La conclusión más pavorosa de los chistecitos siberianos que se ha permitido un juez británico, a cuenta de la inviolabilidad de Juan Carlos I, es que Felipe VI podría haber salvado a su padre de la demanda de Corinna en Londres, y no lo hizo. El magistrado humorista resalta que solicitó información a La Zarzuela sobre la radicación del Emérito en dicho domicilio, sin haber recibido una respuesta satisfactoria.
Felipe VI se ha desentendido del #metoo que va a costarle millones de euros a su padre, porque su reputación está hecha trizas en Arabia. Salvar a Juan Carlos I de las garras de Corinna hubiera implicado algún documento del jefe del Estado reivindicando no la insoslayable filiación genética, sino el vínculo laboral. Para conseguir el amparo denegado a Pinochet en Londres, el Emérito le rogaba un empleo a su hijo con la avidez de un inmigrante sin papeles que aspira a regular su situación.
Por supuesto, el documento que requería Juan Carlos I para justificar su adherencia al trono podría haber liquidado el reinado en curso. Entre mantener a la familia en la Corona, o mantener a la Corona en la familia, Felipe VI ha preferido el continuismo. La interpretación moral de negarle un salvavidas a un monarca poco ejemplar decae al analizar los intereses en juego.
Juan Carlos I salvó a la democracia, y ahora hay que salvar a la democracia de Juan Carlos I, convertido en el principal ejemplo de que algo no funcionó en la transición. Otro elemento de justicia poética del juez humorista consiste en utilizar la fuga de Juan Carlos I a Abu Dabi para determinar que puede ser juzgado en Londres. Un funcionario de Su Majestad británica coincide así con la opinión de la mayoría de españoles, en la valoración del destino exótico elegido para el solaz invernal. Curiosamente, el magistrado consejero de Isabel II contradice a los monárquicos hispanos, que insistían en que Emiratos era una destinación ideal.
Juan Carlos I nunca se tomaba vacaciones, los burócratas de su vetusta Casa informaban llegado julio que «el Rey traslada su despacho a Marivent», como si transportaran una mesa aparatosa sobre sus espaldas. La opinión pública española es más crédula que un juez heterodoxo, que no se ha tragado la mudanza de la oficina a uno de los destinos más lujosos del planeta, con 70 mil euros de renta per cápita.

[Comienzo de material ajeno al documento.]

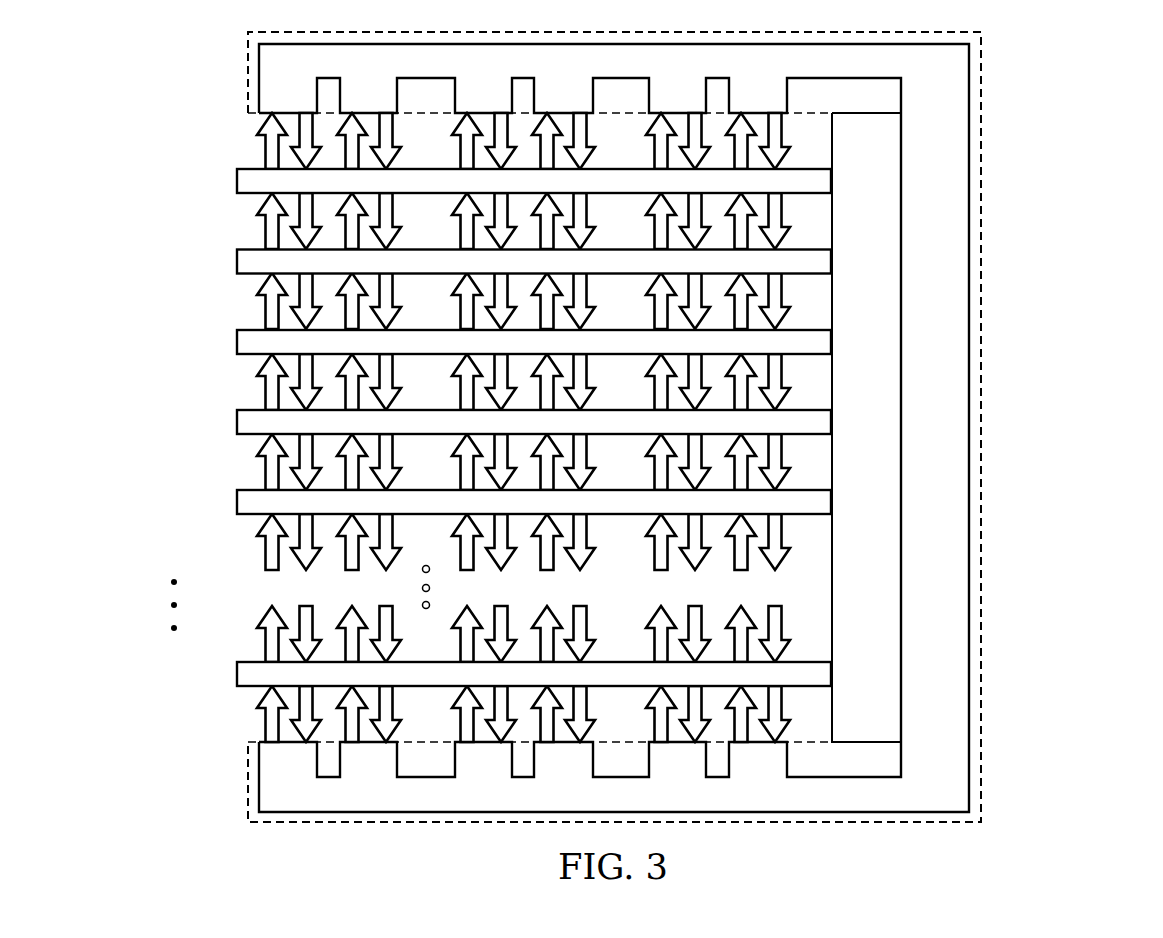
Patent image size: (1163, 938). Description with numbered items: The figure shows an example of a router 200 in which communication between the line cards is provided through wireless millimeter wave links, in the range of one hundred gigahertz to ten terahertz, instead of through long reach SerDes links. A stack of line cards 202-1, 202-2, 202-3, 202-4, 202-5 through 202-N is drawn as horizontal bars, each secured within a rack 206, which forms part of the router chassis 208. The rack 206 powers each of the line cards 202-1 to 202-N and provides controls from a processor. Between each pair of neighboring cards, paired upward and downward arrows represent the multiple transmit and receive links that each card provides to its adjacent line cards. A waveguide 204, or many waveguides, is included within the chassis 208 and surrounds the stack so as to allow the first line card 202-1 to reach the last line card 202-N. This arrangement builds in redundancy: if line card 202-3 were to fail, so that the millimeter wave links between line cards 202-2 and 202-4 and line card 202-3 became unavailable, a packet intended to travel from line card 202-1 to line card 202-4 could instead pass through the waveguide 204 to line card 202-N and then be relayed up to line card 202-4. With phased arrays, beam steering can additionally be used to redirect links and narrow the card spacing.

The router 200 is at (158, 103).
The first line card 202-1 is at (237, 178).
The line card 202-2 is at (237, 259).
The line card 202-3 is at (237, 340).
The line card 202-4 is at (237, 420).
The line card 202-5 is at (237, 500).
The last line card 202-N is at (238, 673).
The waveguide 204 is at (1045, 222).
The rack 206 is at (887, 405).
The router chassis 208 is at (982, 78).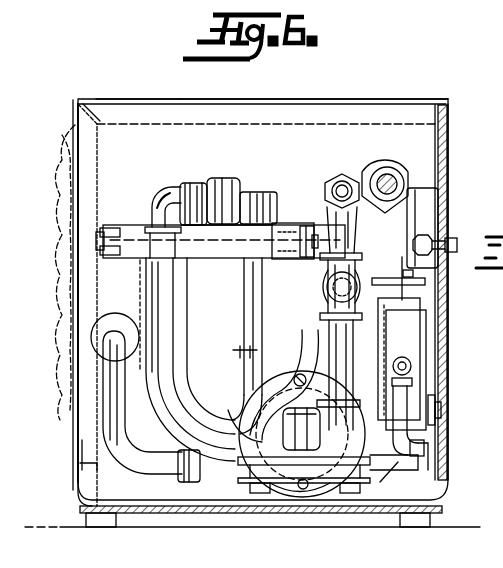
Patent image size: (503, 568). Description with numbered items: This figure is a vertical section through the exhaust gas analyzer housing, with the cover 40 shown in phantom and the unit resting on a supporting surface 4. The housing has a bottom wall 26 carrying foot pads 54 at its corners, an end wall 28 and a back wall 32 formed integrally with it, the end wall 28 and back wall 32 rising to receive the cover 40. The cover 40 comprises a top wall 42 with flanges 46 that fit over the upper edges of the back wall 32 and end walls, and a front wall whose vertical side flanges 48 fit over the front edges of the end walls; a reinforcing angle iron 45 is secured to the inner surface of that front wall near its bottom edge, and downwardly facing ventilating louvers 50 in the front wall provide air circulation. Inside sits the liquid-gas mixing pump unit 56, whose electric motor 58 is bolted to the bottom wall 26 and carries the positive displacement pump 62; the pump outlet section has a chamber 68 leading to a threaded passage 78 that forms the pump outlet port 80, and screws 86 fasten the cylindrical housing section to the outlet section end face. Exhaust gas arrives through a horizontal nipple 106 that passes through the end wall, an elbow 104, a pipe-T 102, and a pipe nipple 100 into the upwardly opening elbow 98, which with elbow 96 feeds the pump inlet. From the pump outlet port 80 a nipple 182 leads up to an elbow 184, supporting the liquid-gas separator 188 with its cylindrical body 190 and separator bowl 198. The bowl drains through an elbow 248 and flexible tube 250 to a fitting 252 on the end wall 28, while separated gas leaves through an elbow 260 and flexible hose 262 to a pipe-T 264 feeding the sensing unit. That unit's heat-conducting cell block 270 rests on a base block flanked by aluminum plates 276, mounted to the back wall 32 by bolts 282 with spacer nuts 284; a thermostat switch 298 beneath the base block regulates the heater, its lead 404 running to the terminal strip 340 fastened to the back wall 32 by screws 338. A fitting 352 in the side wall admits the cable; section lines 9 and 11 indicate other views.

The floor 4 is at (60, 527).
The section line 11 is at (396, 265).
The section line 9 is at (258, 348).
The bottom wall 26 is at (138, 512).
The end wall 28 is at (132, 192).
The back wall 32 is at (447, 150).
The cover 40 is at (322, 95).
The top wall 42 is at (133, 98).
The reinforcing angle iron 45 is at (82, 462).
The flanges 46 is at (236, 110).
The flanges 48 is at (80, 158).
The ventilating louvers 50 is at (57, 212).
The foot pads 54 is at (90, 524).
The liquid-gas mixing pump unit 56 is at (323, 341).
The electric motor 58 is at (300, 346).
The positive displacement pump 62 is at (316, 493).
The outlet chamber 68 is at (238, 392).
The threaded passage 78 is at (238, 418).
The pump outlet port 80 is at (230, 356).
The screws 86 is at (300, 482).
The elbow 96 is at (283, 472).
The elbow 98 is at (372, 352).
The pipe nipple 100 is at (348, 338).
The pipe-T 102 is at (320, 220).
The elbow 104 is at (343, 172).
The horizontal nipple 106 is at (328, 185).
The nipple 182 is at (220, 241).
The elbow 184 is at (262, 191).
The liquid-gas separator 188 is at (244, 170).
The cylindrical body 190 is at (225, 186).
The separator bowl 198 is at (146, 292).
The elbow 248 is at (192, 482).
The flexible tube 250 is at (100, 372).
The fitting 252 is at (114, 328).
The elbow 260 is at (162, 190).
The flexible hose 262 is at (177, 278).
The pipe-T 264 is at (410, 372).
The cell block 270 is at (447, 302).
The aluminum plate 276 is at (427, 330).
The bolts 282 is at (447, 412).
The spacer nut 284 is at (437, 420).
The thermostat switch 298 is at (413, 450).
The screws 338 is at (452, 240).
The terminal strip 340 is at (425, 189).
The fitting 352 is at (388, 176).
The lead 404 is at (418, 464).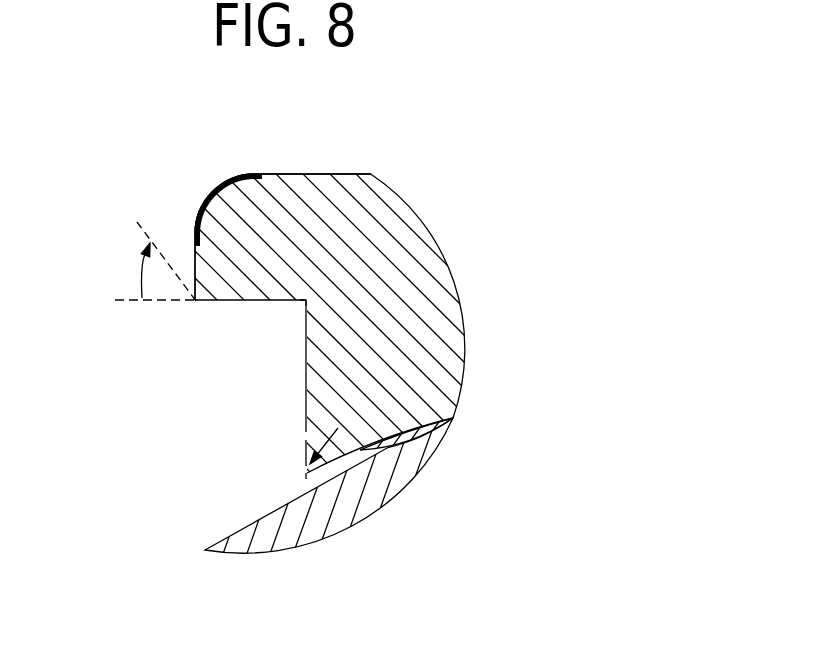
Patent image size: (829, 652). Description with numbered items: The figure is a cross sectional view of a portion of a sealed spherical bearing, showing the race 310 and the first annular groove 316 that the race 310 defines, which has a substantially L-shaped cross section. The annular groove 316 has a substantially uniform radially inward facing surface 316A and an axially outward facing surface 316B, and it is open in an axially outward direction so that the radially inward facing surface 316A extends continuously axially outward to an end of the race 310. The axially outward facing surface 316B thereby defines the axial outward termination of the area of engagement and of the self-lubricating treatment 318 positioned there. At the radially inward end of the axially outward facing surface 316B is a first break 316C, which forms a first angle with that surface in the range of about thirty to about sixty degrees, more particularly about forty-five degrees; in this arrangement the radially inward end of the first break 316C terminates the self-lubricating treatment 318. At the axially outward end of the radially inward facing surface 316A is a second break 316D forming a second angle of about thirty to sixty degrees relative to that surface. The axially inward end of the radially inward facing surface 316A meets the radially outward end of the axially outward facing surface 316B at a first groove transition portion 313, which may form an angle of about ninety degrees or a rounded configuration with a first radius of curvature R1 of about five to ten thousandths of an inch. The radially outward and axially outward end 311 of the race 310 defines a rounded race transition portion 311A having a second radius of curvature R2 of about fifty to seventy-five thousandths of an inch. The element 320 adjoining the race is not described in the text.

The race 310 is at (458, 297).
The radially outward and axially outward end of race 311 is at (246, 152).
The race transition portion 311A is at (203, 208).
The second radius of curvature R2 is at (212, 175).
The first groove transition portion 313 is at (306, 298).
The first annular groove 316 is at (235, 349).
The radially inward facing surface 316A is at (238, 301).
The axially outward facing surface 316B is at (305, 403).
The first break 316C is at (306, 478).
The second break 316D is at (195, 284).
The first radius of curvature R1 is at (297, 308).
The self-lubricating treatment 318 is at (453, 420).
The mating member 320 is at (383, 483).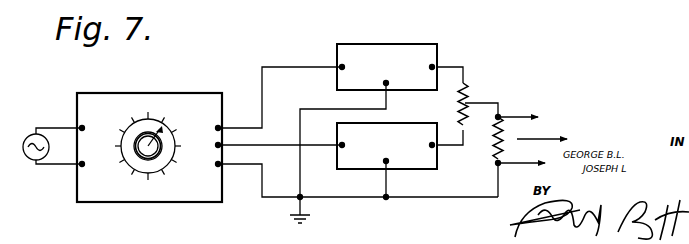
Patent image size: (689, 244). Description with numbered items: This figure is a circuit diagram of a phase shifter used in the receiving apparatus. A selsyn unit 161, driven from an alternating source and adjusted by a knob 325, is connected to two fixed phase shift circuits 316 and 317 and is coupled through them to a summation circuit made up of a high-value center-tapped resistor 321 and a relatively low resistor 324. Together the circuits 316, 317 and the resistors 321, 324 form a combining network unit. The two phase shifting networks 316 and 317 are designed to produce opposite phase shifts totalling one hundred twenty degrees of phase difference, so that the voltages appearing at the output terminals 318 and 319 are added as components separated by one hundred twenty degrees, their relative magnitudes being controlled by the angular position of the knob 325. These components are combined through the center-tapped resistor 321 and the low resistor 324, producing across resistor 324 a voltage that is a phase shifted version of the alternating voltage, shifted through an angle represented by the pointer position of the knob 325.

The selsyn unit 161 is at (190, 93).
The knob 325 is at (142, 157).
The fixed phase shift circuit 316 is at (426, 44).
The fixed phase shift circuit 317 is at (406, 123).
The terminal 318 is at (436, 66).
The terminal 319 is at (431, 149).
The high-value center-tapped resistor 321 is at (469, 101).
The low resistor 324 is at (493, 141).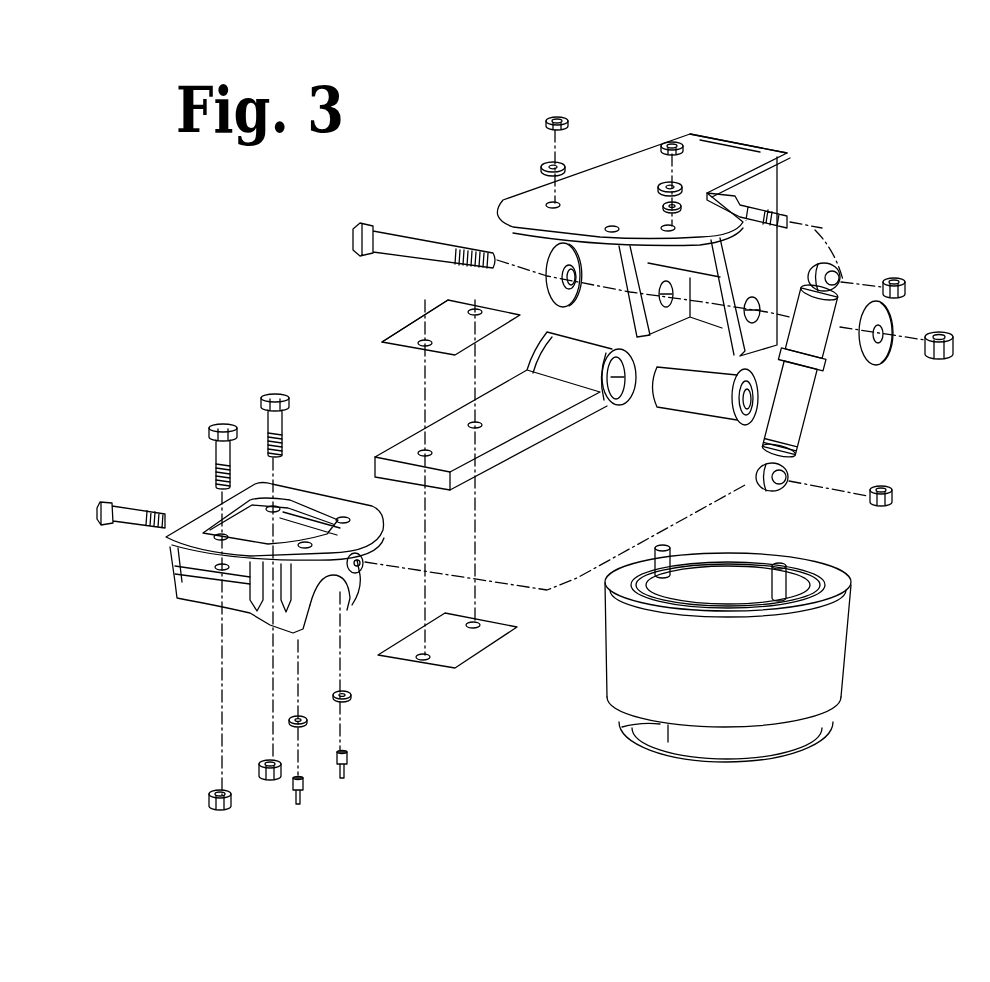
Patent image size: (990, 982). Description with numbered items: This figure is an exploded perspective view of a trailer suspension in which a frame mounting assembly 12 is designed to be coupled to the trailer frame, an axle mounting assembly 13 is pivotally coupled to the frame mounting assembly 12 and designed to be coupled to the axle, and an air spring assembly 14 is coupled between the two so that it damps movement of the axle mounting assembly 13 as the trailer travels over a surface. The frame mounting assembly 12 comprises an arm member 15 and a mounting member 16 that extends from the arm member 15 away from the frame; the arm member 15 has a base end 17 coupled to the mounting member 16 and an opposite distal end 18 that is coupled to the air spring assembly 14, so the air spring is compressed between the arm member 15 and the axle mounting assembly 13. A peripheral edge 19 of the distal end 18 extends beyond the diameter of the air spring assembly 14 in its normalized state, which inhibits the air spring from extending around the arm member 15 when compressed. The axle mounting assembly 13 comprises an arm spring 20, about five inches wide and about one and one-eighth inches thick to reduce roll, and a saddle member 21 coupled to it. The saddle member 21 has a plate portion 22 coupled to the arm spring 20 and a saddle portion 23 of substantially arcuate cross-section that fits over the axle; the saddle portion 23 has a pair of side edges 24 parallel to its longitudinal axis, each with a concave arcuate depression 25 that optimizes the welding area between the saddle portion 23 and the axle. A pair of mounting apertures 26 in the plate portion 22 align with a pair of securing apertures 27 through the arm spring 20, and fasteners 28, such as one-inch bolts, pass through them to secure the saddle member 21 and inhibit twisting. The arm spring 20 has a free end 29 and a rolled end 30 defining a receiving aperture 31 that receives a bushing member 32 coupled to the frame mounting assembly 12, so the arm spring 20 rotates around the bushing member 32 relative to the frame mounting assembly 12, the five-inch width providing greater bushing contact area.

The frame mounting assembly 12 is at (772, 124).
The axle mounting assembly 13 is at (370, 308).
The air spring assembly 14 is at (862, 672).
The arm member 15 is at (642, 160).
The mounting member 16 is at (763, 255).
The base end 17 is at (712, 148).
The distal end 18 is at (545, 237).
The peripheral edge 19 is at (515, 193).
The arm spring 20 is at (490, 450).
The saddle member 21 is at (320, 490).
The plate portion 22 is at (363, 527).
The saddle portion 23 is at (205, 598).
The side edges 24 is at (240, 612).
The concave arcuate depression 25 is at (215, 612).
The mounting apertures 26 is at (276, 504).
The securing apertures 27 is at (425, 453).
The fasteners 28 is at (276, 398).
The free end 29 is at (430, 473).
The rolled end 30 is at (618, 404).
The receiving aperture 31 is at (708, 400).
The bushing member 32 is at (840, 380).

Tras la condena de Felipe VI a Juan Carlos I, al incumplir con la misericordia esencial de dar cobijo a un refugiado político, es inevitable una comparación entre las dos monarquías más significativas del planeta. Tal vez Buckingham Palace sobrevive con excelentes valoraciones porque sus partidarios la atacan ferozmente cuando incurre en un desliz, en tanto que la Corona española vacila por la permisividad rayana en el servilismo de los cortesanos locales.
Los recalcitrantes que culpan a los muy escasos republicanos de la erosión de la monarquía se parecen a los woke, que culpan al racismo patriarcal blanco de un bofetón entre dos millonarios negros. Ningún antimonárquico ha dañado a la institución que acoge la jefatura del Estado con la saña desplegada por miembros de la Familia Real, tales que Juan Carlos I o Cristina de Borbón. Y con la inflación al diez por ciento, será difícil que el rechazo autoinfligido evolucione sin consecuencias.
Son los monárquicos ciegos y contumaces quienes han de explicar por qué cada Rey hijo ha de renegar de su Rey padre para salvar su empleo. Los tribunales londinenses son el enésimo destierro a que somete Felipe VI a Juan Carlos I por motivos de estricta supervivencia, después de expulsarlo sin contemplaciones de los palacios de La Zarzuela y Marivent. Frente a la suavidad mostrada hacia su hermana, el Rey castiga con dureza a su progenitor, en la misma línea seguida precisamente por Isabel II, al transmitir que su hijo favorito Andrés tenía que defenderse por su cuenta del #metoo por su relación con el pederasta Jeffrey Epstein.